(Ajout d'un commentaire de Microsoft) par Foo Yun Chee
Le soutien financier de Microsoft MSFT.O au fabricant de ChatGPT OpenAI pourrait être soumis aux règles de l'Union européenne sur les fusions, ont déclaré mardi les régulateurs concurrence de l'UE, soulignant un avertissement similaire de la part de son homologue britannique en décembre.
Le géant américain des logiciels, qui s'est engagé l'année dernière à investir plus de 10 milliards de dollars dans OpenAI en occupant un poste sans droit de vote au sein du conseil d'administration, a déclaré qu'il ne possédait aucune part d'OpenAI.
La Commission européenne avait déjà déclaré à l'adresse qu'elle suivait de près l'évolution de la situation.
"La Commission européenne vérifie si l'investissement de Microsoft dans OpenAI peut faire l'objet d'un examen au titre du règlement de l'UE sur les concentrations", a déclaré l'exécutif de l'UE, qui agit en tant qu'autorité de contrôle de la concurrence de l'UE, dans un communiqué.
Microsoft a déclaré que son partenariat avec OpenAI forgé en 2019 a favorisé davantage d'innovation et de concurrence en matière d'IA tout en préservant l'indépendance des deux entreprises.
"La seule chose qui a changé récemment est que Microsoft aura désormais un observateur sans droit de vote au conseil d'administration d'OpenAI", a déclaré un porte-parole de Microsoft.
La Commission a déclaré que certains accords conclus entre de grands acteurs du marché numérique et des développeurs et fournisseurs d'IA générative faisaient l'objet d'une enquête quant à leur impact sur la dynamique du marché. Elle n'a pas nommé les entreprises concernées.
Mardi, la Commission a également donné aux parties intéressées jusqu'au 11 mars pour lui faire part de leurs commentaires sur la concurrence dans les mondes virtuels et l'intelligence artificielle générative.

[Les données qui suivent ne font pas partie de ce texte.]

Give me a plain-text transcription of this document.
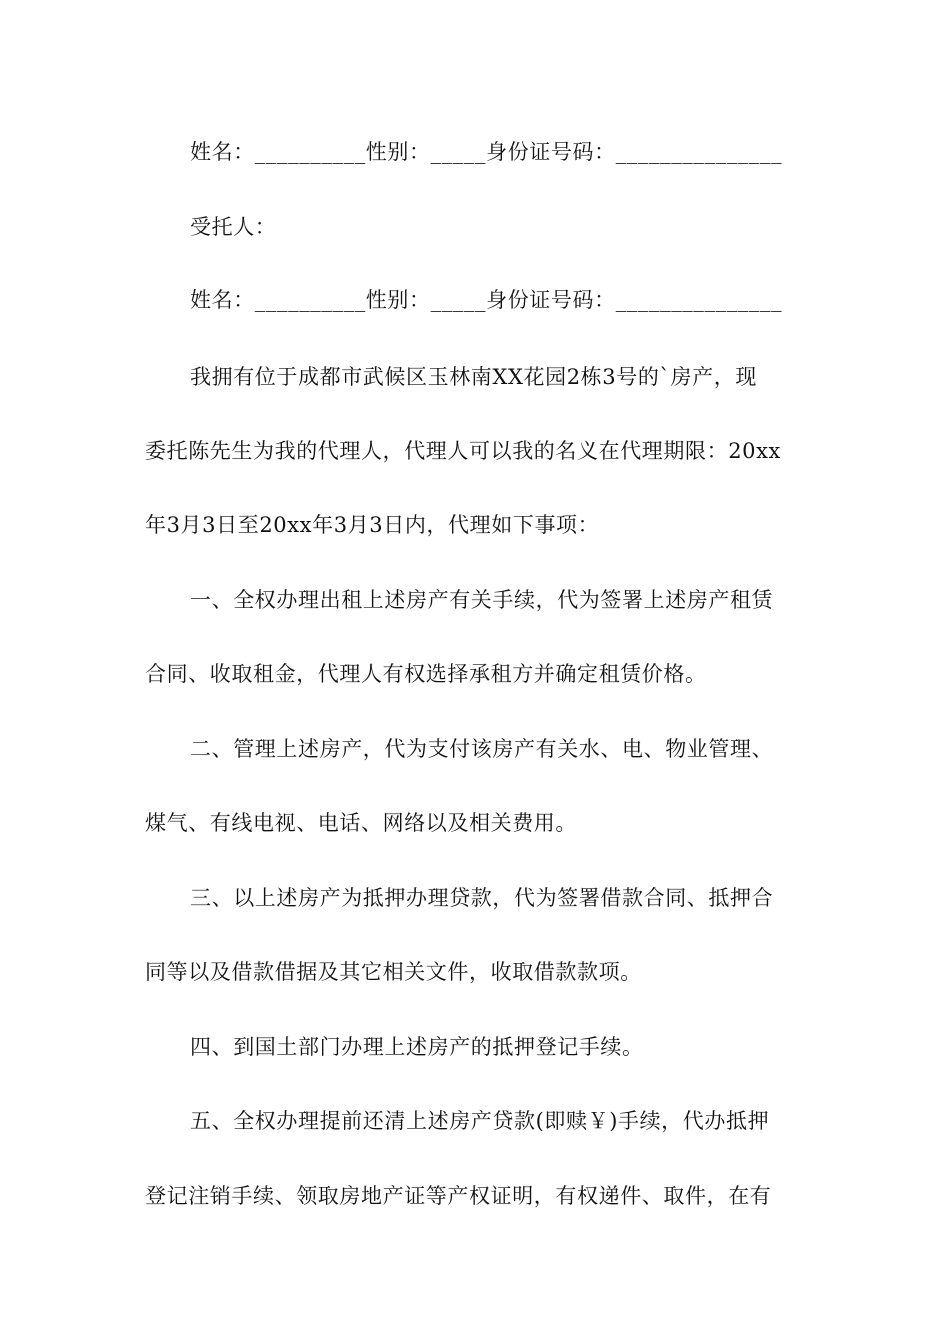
姓名：__________性别：_____身份证号码：_______________
受托人：
姓名：__________性别：_____身份证号码：_______________
我拥有位于成都市武候区玉林南XX花园2栋3号的`房产，现
委托陈先生为我的代理人，代理人可以我的名义在代理期限：20xx
年3月3日至20xx年3月3日内，代理如下事项：
一、全权办理出租上述房产有关手续，代为签署上述房产租赁
合同、收取租金，代理人有权选择承租方并确定租赁价格。
二、管理上述房产，代为支付该房产有关水、电、物业管理、
煤气、有线电视、电话、网络以及相关费用。
三、以上述房产为抵押办理贷款，代为签署借款合同、抵押合
同等以及借款借据及其它相关文件，收取借款款项。
四、到国土部门办理上述房产的抵押登记手续。
五、全权办理提前还清上述房产贷款(即赎￥)手续，代办抵押
登记注销手续、领取房地产证等产权证明，有权递件、取件，在有
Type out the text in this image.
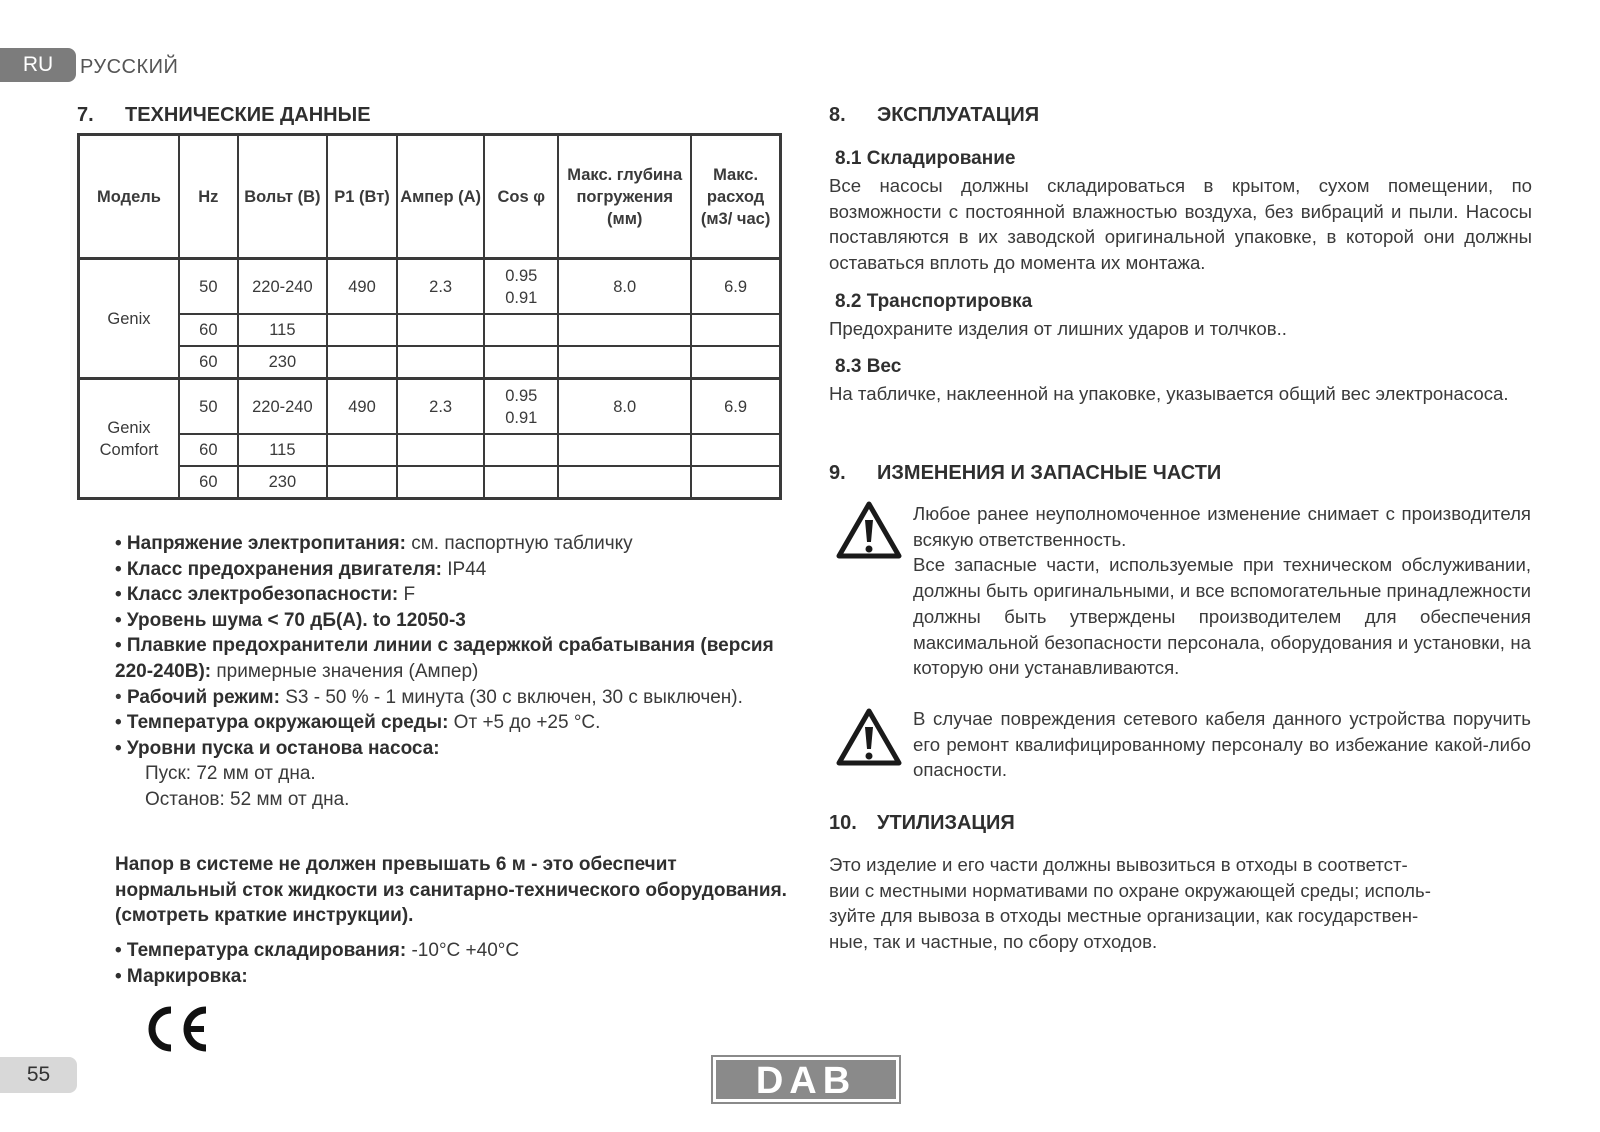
RU	РУССКИЙ
7. ТЕХНИЧЕСКИЕ ДАННЫЕ
Модель	Hz	Вольт (В)	P1 (Вт)	Ампер (А)	Cos φ	Макс. глубина погружения (мм)	Макс. расход (м3/ час)
Genix	50	220-240	490	2.3	0.95 0.91	8.0	6.9
	60	115					
	60	230					
Genix Comfort	50	220-240	490	2.3	0.95 0.91	8.0	6.9
	60	115					
	60	230					
• Напряжение электропитания: см. паспортную табличку
• Класс предохранения двигателя: IP44
• Класс электробезопасности: F
• Уровень шума < 70 дБ(А). to 12050-3
• Плавкие предохранители линии с задержкой срабатывания (версия 220-240В): примерные значения (Ампер)
• Рабочий режим: S3 - 50 % - 1 минута (30 с включен, 30 с выключен).
• Температура окружающей среды: От +5 до +25 °С.
• Уровни пуска и останова насоса:
Пуск: 72 мм от дна.
Останов: 52 мм от дна.
Напор в системе не должен превышать 6 м - это обеспечит нормальный сток жидкости из санитарно-технического оборудования. (смотреть краткие инструкции).
• Температура складирования: -10°С +40°С
• Маркировка:
8. ЭКСПЛУАТАЦИЯ
8.1 Складирование
Все насосы должны складироваться в крытом, сухом помещении, по возможности с постоянной влажностью воздуха, без вибраций и пыли. Насосы поставляются в их заводской оригинальной упаковке, в которой они должны оставаться вплоть до момента их монтажа.
8.2 Транспортировка
Предохраните изделия от лишних ударов и толчков..
8.3 Вес
На табличке, наклеенной на упаковке, указывается общий вес электронасоса.
9. ИЗМЕНЕНИЯ И ЗАПАСНЫЕ ЧАСТИ
Любое ранее неуполномоченное изменение снимает с производителя всякую ответственность.
Все запасные части, используемые при техническом обслуживании, должны быть оригинальными, и все вспомогательные принадлежности должны быть утверждены производителем для обеспечения максимальной безопасности персонала, оборудования и установки, на которую они устанавливаются.
В случае повреждения сетевого кабеля данного устройства поручить его ремонт квалифицированному персоналу во избежание какой-либо опасности.
10. УТИЛИЗАЦИЯ
Это изделие и его части должны вывозиться в отходы в соответст-
вии с местными нормативами по охране окружающей среды; исполь-
зуйте для вывоза в отходы местные организации, как государствен-
ные, так и частные, по сбору отходов.
55	DAB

Elle a également envoyé des demandes d'information à plusieurs grandes entreprises numériques sur ces deux sujets.
"Nous invitons les entreprises et les experts à nous faire part de tout problème de concurrence qu'ils pourraient percevoir dans ces secteurs, tout en surveillant de près les partenariats en matière d'intelligence artificielle afin de s'assurer qu'ils ne faussent pas indûment la dynamique du marché", a déclaré Margrethe Vestager, chef du service concurrence de l'UE.